Tuesday, April 28, 2009

Ita haec vita hominum ad modicum apparet

Medievalists are a funny bunch. Often solitary and meditative, they can be found deep in the stacks of the world's premier university libraries, and several have been known to cluster in Duke Humphrey's at the back of the Bodleian. Lists and catalogues excite their imaginations, and they are prone to wistful organizational yearnings at the mention of the name "Cotton Vitellius". They can distinguish between "hair side" and "flesh side", read several dead and modern languages, and pronounce the subtle distinction between "þ" and "ð". They know their Bloch from their Derrida and their Foucault from their Butler, but they often prefer Lewis and Tolkien, Klaeber and Wrenn. Many have tried making mead, with very mixed results.

We marvel at the survival of a single manuscript, its pages torn and smudged, and wonder at the manuscripts we will never know, like those lost in the library fires of Cotton and Alexandria. We spend years studying languages we will never speak, and then argue with one another over the philological significance of an obscure declension. We divide ourselves into camps that baffle non-medievalists--"B" text versus "Z" text, Latin versus the vernacular--and avoid seminars and library cubbies that might necessitate physical acknowledgment of our critics. We stare at one another from the ramparts of medieval history and medieval literature, although we claim the same texts as our own.

Many of us joined this funny family--for that's what we are at the end of the day, a family joined by medievalism, a shared attribute that, like blood, is remarkable for the disparate members it links together--through a glimpse, or a word, or a turn of phrase in a literary text we expected to disregard. For some it was through the man who envisioned the tower on the hill and the fortress in the valley, with the people of the earth on the fields in between. For others it was the pilgrims walking through southeastern England, or the young man who defended the Danes, or the dead duchess whose lover lay weeping in the grass. It was the woman who cast her seat-posts towards Iceland, the poet who wrote Breton lais, the Seafarer who wanders on an Anglo-Saxon shore, the Pope who saw the angels in the slave-market, the King who burned the griddle-cakes, the saint who lived in the fens and the woman who walked into the sea.

Our stories are both different and the same, and our scholarly disagreements, though very real, cannot always stand in the way of our friendships. We guest-teach one another's classes, and read each other's papers before going to Kalamazoo. We attend birthday parties, and weddings, and goodbye parties, for it is inevitable that we are never in the same place for long. We hug one another before our defense exams, and we hug after they are over. Our scholarly lives are lived in spite of minimal physical resources, but our minds are rich and we share them with one another.

Perhaps what is most remarkable is what at first seemed unremarkable. Hindsight may be twenty-twenty, but when I first read Bede I thought him a somewhat pedantic monk who would require little attention. A rainy evening in Palo Alto nine years ago bore no hint of the transformative study I would undertake, and the bus ride to Summertown seemed less a ticket to my future than a pleasant way to people-watch on weekday mornings. And when I first sat in an English faculty room at Oxford, on a Fall afternoon nearly six years ago, I had no sense of the significance of the person I was first meeting.

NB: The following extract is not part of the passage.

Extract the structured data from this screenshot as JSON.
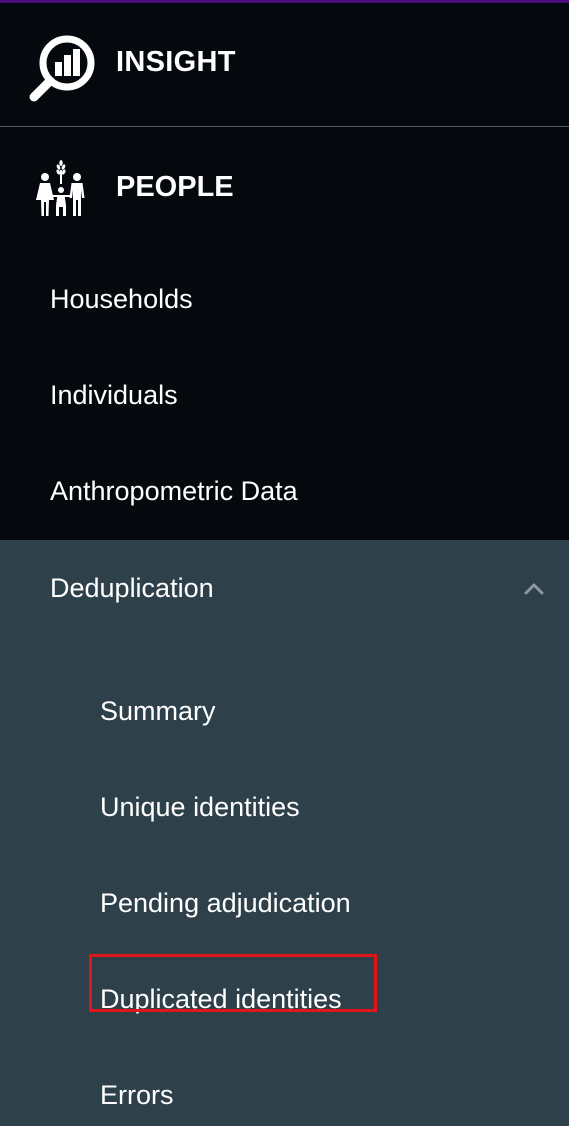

Many years of reading and studying have since passed, but my favorite passage in medieval literature remains the same. It occurs in Bede's Historia Ecclesiastica, when King Edwin is trying to decide whether or not to convert his people to Christianity. One of his advisors tries to help him by relating the following allegory:

It seems to me, King, that if the present human life on earth compared to that time of which is unknown to us, it is as when in winter you are seated at supper with your commanders and advisors, and a fire brightens the hearth in the center, and makes the Hall warm to the rafters, while outside all is raging through whirling, wintry rain or snow, and one sparrow flies swiftly into the Hall; it enters through one door, and soon leaves through another. In that time, when it is inside, the winter storm cannot touch it, yet nevertheless in the smallest time to a moment it leaves, and soon returns from winter into winter, it slips away from our eyes. Thus to this shortest time does human life appear; but what follows, or what precedes it, in short we know nothing.

I think of Bede writing his Historia at Jarrow, as the fires of Christianity started to die in Northern England and his temporal life's work and focus started to seem less certain, much as Augustine's had when the Vandals banged at the gates three centuries earlier. Ita haec vita hominum ad modicum apparet, Bede wrote--thus to this shortest time does human life appear. And yet, there's enough time for the sparrow to fly through the Hall, and there was enough time for a scholar of Bede to befriend a scholar of Langland, in spite of all their differences. They were family.